Non-governmental groups, fearing potential labor abuses, tried to stop the $23 million loan to Grupo M, a Dominican company that assembles jeans for Levi Strauss at a free zone in Santiago de los Caballeros and is now building a 54-hectare free zone near the Haitian border town of Ouinaminthe.
But the loan was approved by the IFC's board without objections from any of its shareholders, according to Mark Constantine, the IFC's principal strategist.
"There is a complete lack of private investment going on there and pretty miserable conditions for the local community," said Constantine. "It's a very poor area, and the people working there are thrilled to have jobs."
Constantine said that because the texile plants in the proposed free zone plan to subcontract for major U.S. retailers, Grupo M will probably stick to the rules even though they are not set out in the IFC deal. "The Levis and Liz Claibornes of the world cannot afford the reputational risk that comes with lousy practices," he noted.
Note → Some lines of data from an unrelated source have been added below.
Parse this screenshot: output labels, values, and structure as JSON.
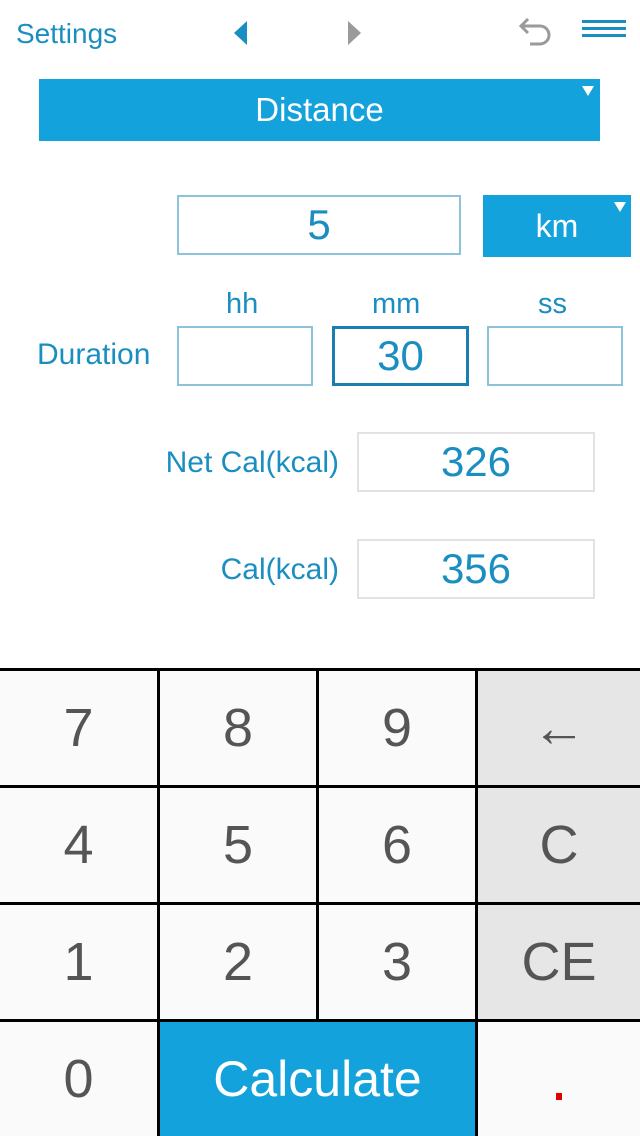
{
  "nav": {
    "settings_label": "Settings",
    "prev_icon": "triangle-left-icon",
    "next_icon": "triangle-right-icon",
    "undo_icon": "undo-icon",
    "menu_icon": "hamburger-menu-icon"
  },
  "mode": {
    "selected": "Distance"
  },
  "distance": {
    "value": "5",
    "unit": "km"
  },
  "duration": {
    "label": "Duration",
    "hh_label": "hh",
    "mm_label": "mm",
    "ss_label": "ss",
    "hh": "",
    "mm": "30",
    "ss": ""
  },
  "results": {
    "net_cal_label": "Net Cal(kcal)",
    "net_cal_value": "326",
    "cal_label": "Cal(kcal)",
    "cal_value": "356"
  },
  "keypad": {
    "k7": "7",
    "k8": "8",
    "k9": "9",
    "backspace": "←",
    "k4": "4",
    "k5": "5",
    "k6": "6",
    "clear": "C",
    "k1": "1",
    "k2": "2",
    "k3": "3",
    "clear_entry": "CE",
    "k0": "0",
    "calculate": "Calculate",
    "decimal": "."
  },
  "colors": {
    "accent": "#14a2dc",
    "text_blue": "#1a8ec0",
    "decimal_red": "#e00000"
  }
}
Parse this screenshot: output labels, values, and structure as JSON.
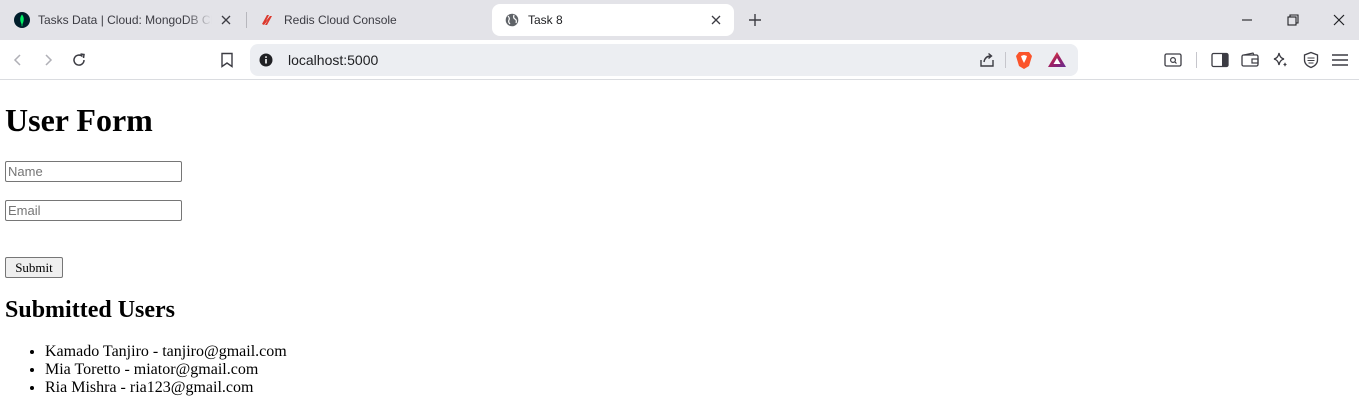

According to Antoine, the plant would employ 4,000 workers, "and in Haiti, when you hire one person, five to seven people benefit from that one job."
Even so, he said, "some people didn't want it because they were afraid foreigners would take their land away. But there is zero agriculture in Ouinaminthe. Here's a foreign company that's willing to invest. And Grupo M says it'll offer technical assistance and agriculture. They're going to set up two or three mobile clinics and provide electricity and clean water."
Antoine added that Grupo M's president, Fernando Capellán, "has committed himself to offering scholarships to the area's 10 best students and sending them to the Catholic University of Santiago."
An estimated 500,000 Haitians live in the Dominican Republic, where they hold menial jobs in agriculture and construction. Antoine says these Haitians "contribute strongly to Dominican wealth though they sometimes feel hate," whereas Dominicans, "a couple of thousand living in Haiti and working at small restaurants and hair salons, as mechanics or hookers, get no resentment."
Whether Antoine's free-zone vision will ever materialize is questionable, as is his prediction that "the Haitian side of the border has the potential for ecotourism development, with a lake area and Fort Libertie," a seaside town at the border's northern end.
In any case, he said, "we're ready to build. We may never overcome this mutual distrust, but we can work around it and make something positive of it."